This blog post was written by Lisa Schalla, Project Director of the Connecting Communities in the Americas initiative.
As we move into 2022, there are many ways that community foundations and philanthropy serving organizations can help immigrant families and others that are in the process of migration.
1) Support research
Updated census and other official records are not always available on immigrant populations. Here are two examples of how foundations can play a key role in working with their communities to contribute to a deeper understanding of their contexts through data and stories of lived experiences.
Connecting Communities in the Americas (CCA) Mapping Projects
In the past 5 years, 18 community foundations in Mexico, Brazil and the United States received grants from CCA (then called BBCA) to research and map the immigrant, emigrant, diaspora and/or repatriated migrants in the communities that they serve. These reports provide invaluable, updated data and stories that help us understand and value the contributions and needs of these communities so that we can engage with them more effectively. See the first Mapping Project reports in English and Spanish here.
This is an example of research conducted by the Amherst H. Wilder Foundation to inform the work of foundations in support of immigrants in Minnesota.

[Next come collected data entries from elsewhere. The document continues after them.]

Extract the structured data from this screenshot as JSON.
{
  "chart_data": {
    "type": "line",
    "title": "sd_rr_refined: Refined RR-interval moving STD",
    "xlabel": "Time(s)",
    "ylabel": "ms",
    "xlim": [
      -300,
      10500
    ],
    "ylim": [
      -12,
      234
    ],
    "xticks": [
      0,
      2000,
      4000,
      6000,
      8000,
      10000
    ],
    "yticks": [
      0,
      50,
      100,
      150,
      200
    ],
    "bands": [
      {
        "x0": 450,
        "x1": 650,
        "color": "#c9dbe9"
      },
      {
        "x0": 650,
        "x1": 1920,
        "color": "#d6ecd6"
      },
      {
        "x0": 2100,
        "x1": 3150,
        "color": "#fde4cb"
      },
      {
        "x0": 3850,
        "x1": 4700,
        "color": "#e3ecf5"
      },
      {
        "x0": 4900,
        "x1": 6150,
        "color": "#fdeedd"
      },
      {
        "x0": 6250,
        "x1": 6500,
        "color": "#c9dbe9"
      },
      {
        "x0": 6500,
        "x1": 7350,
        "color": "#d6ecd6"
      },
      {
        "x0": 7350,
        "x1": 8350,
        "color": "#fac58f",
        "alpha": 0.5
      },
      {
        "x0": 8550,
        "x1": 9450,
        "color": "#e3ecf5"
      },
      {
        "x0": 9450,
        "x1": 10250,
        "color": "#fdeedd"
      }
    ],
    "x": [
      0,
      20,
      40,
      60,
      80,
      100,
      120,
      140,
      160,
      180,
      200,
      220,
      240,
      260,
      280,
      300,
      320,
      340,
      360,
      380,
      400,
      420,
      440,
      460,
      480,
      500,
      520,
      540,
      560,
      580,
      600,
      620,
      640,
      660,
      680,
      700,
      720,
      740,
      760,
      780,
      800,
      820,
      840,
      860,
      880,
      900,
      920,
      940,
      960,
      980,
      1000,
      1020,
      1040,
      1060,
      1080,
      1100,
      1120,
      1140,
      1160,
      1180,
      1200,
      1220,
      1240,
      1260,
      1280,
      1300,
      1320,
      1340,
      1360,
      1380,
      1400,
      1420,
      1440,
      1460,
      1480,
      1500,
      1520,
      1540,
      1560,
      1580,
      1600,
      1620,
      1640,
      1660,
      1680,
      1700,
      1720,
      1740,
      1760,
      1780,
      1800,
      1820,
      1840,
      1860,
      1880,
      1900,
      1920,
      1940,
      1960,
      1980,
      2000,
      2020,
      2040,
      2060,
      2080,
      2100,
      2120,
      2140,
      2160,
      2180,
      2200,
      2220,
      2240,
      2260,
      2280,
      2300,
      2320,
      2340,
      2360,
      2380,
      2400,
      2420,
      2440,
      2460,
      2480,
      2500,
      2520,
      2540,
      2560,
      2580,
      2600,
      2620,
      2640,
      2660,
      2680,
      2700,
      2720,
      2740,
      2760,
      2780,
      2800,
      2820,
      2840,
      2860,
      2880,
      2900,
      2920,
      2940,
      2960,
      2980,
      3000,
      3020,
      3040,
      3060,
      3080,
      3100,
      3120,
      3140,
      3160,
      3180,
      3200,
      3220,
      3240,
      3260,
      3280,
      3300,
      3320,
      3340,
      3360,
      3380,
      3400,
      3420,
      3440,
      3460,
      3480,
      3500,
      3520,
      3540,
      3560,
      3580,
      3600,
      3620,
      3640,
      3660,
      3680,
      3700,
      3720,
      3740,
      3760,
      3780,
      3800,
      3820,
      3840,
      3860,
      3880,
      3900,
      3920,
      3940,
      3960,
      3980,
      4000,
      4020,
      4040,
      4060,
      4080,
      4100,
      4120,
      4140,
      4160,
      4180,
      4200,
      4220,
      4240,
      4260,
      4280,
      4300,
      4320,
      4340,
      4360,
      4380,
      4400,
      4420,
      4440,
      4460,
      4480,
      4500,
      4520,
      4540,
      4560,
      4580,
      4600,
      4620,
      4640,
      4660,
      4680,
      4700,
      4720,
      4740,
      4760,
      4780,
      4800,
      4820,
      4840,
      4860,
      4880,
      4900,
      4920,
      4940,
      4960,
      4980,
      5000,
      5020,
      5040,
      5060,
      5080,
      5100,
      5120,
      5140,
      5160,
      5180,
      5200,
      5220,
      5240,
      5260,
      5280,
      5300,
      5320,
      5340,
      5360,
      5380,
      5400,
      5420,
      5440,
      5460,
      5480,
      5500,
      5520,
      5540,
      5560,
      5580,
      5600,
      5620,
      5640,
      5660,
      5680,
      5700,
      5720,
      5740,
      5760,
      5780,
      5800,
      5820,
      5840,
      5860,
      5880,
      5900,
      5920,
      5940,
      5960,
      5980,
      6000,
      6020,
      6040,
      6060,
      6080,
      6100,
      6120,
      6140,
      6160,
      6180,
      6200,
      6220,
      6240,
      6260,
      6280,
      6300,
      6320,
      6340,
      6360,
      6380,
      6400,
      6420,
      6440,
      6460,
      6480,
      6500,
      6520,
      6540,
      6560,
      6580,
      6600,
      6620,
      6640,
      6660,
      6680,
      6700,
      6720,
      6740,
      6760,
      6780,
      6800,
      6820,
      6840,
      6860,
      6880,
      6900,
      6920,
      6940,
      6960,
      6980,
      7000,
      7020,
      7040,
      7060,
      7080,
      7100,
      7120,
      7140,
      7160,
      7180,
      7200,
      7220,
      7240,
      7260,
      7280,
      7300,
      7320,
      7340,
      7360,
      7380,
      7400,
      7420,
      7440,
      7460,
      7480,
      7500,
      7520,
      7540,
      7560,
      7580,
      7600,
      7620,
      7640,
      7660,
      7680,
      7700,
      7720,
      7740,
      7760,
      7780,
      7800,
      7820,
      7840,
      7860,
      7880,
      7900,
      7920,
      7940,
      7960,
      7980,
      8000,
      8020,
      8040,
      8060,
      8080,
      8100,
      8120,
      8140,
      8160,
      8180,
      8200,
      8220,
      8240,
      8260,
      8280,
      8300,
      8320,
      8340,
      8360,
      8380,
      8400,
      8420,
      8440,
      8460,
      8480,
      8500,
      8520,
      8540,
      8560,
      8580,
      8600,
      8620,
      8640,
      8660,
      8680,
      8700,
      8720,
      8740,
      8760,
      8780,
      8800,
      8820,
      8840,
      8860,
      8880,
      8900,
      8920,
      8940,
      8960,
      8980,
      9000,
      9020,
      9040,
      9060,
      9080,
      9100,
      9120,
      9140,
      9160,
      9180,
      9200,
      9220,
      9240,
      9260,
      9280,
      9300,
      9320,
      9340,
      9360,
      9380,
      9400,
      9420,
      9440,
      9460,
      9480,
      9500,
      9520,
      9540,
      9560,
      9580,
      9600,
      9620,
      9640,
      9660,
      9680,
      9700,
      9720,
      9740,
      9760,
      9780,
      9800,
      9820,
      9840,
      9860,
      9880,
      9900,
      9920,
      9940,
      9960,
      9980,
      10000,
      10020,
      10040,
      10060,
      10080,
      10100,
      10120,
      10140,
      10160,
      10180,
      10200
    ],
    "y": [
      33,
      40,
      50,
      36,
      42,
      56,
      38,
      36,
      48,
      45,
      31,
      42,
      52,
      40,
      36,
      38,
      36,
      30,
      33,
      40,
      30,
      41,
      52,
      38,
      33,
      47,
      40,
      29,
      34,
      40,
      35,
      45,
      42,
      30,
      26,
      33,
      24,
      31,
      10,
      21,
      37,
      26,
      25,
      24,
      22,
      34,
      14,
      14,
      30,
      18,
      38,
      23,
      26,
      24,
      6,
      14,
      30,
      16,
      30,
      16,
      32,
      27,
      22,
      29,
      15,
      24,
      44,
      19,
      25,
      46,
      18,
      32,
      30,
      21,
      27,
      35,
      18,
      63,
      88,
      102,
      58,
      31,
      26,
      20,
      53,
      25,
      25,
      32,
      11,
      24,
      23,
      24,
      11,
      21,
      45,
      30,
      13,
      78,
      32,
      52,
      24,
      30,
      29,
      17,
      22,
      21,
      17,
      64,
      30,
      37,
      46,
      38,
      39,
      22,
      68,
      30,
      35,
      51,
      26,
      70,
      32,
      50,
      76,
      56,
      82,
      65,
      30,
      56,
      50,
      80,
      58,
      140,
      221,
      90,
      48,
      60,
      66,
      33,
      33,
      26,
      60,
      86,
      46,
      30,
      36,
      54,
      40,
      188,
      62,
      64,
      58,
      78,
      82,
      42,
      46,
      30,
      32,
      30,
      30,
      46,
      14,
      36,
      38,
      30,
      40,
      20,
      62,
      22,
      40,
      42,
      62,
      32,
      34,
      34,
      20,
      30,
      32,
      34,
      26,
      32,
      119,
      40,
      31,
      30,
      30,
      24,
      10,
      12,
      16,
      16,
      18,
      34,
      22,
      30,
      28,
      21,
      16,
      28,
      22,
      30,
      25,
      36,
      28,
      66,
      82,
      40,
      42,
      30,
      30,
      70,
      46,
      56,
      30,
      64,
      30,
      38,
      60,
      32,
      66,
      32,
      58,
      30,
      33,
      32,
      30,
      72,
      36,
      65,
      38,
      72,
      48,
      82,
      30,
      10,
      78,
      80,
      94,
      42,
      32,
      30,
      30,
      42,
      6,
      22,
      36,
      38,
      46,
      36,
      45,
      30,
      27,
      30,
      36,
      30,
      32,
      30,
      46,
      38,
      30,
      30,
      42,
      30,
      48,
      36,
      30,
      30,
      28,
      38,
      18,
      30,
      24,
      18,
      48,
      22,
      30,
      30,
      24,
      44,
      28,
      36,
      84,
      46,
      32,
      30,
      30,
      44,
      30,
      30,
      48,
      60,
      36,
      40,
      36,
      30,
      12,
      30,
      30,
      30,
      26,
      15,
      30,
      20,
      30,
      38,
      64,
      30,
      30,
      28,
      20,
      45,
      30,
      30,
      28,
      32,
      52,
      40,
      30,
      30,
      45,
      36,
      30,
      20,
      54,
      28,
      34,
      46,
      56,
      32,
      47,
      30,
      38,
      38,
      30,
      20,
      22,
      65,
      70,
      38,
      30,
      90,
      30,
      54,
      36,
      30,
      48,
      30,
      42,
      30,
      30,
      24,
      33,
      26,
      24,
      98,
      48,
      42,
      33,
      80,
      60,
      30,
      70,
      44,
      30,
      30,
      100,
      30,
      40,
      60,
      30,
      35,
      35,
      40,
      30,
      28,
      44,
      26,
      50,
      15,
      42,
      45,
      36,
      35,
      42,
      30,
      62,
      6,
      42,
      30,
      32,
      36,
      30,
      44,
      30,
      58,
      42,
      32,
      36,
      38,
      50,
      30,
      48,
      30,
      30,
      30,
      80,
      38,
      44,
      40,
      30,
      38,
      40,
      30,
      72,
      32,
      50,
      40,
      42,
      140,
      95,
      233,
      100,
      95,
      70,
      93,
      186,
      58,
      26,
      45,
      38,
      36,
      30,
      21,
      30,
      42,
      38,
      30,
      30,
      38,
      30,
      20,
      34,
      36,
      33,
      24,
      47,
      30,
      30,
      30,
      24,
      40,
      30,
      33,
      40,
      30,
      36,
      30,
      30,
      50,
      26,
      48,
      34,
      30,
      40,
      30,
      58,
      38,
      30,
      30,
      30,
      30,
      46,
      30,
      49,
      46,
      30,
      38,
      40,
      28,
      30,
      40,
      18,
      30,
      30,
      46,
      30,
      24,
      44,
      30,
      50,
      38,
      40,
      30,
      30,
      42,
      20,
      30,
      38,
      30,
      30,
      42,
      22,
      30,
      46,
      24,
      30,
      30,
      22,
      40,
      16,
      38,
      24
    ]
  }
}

2) Create or join a funding collaborative
For funders, joining a well-organized collaborative can multiply impact. Be sure that immigrants and immigrant-serving organizations, who are much closer to the lived experiences, are on your advisory council! Here are a couple of examples:
Founded in 1990, GCIR is a national, immigrant-focused philanthropy support organization (PSO) in the United States. With 130 partners across the country, its focus is to inform policy changes, connect institutions with similar concerns and visions, and catalyze change at local, regional and national levels.
The IRFC is an example of a regional collaborative to address immigrant and refugee issues in Oregon and support immigrant-serving organizations. Funders can support legal services, outreach and education, research, basic human needs, and community organizing. See the Oregon Community Foundation website to view the collaborative framework.
3) Become a welcoming community and strengthen access to resources
Learn how this nonprofit is working with nonprofits and local governments across the U.S., providing a framework for initiating community conversations about what it means to be a welcoming host for newcomers.
Review how this partnership nonprofit offers financial services in 15 different languages and helps to set up lending circles across the country.
4) Support language equity
In a country where English is the language used in education, government and commerce, funders can support institutions that offer services to immigrants in their own languages.
This interview with Comunidades Indigenas en Liderazgo (CIELO) cofounder Olidia Romero highlights their approach to supporting language equity among indigenous communities. She offers concrete solutions through cultural programming and partnering with government.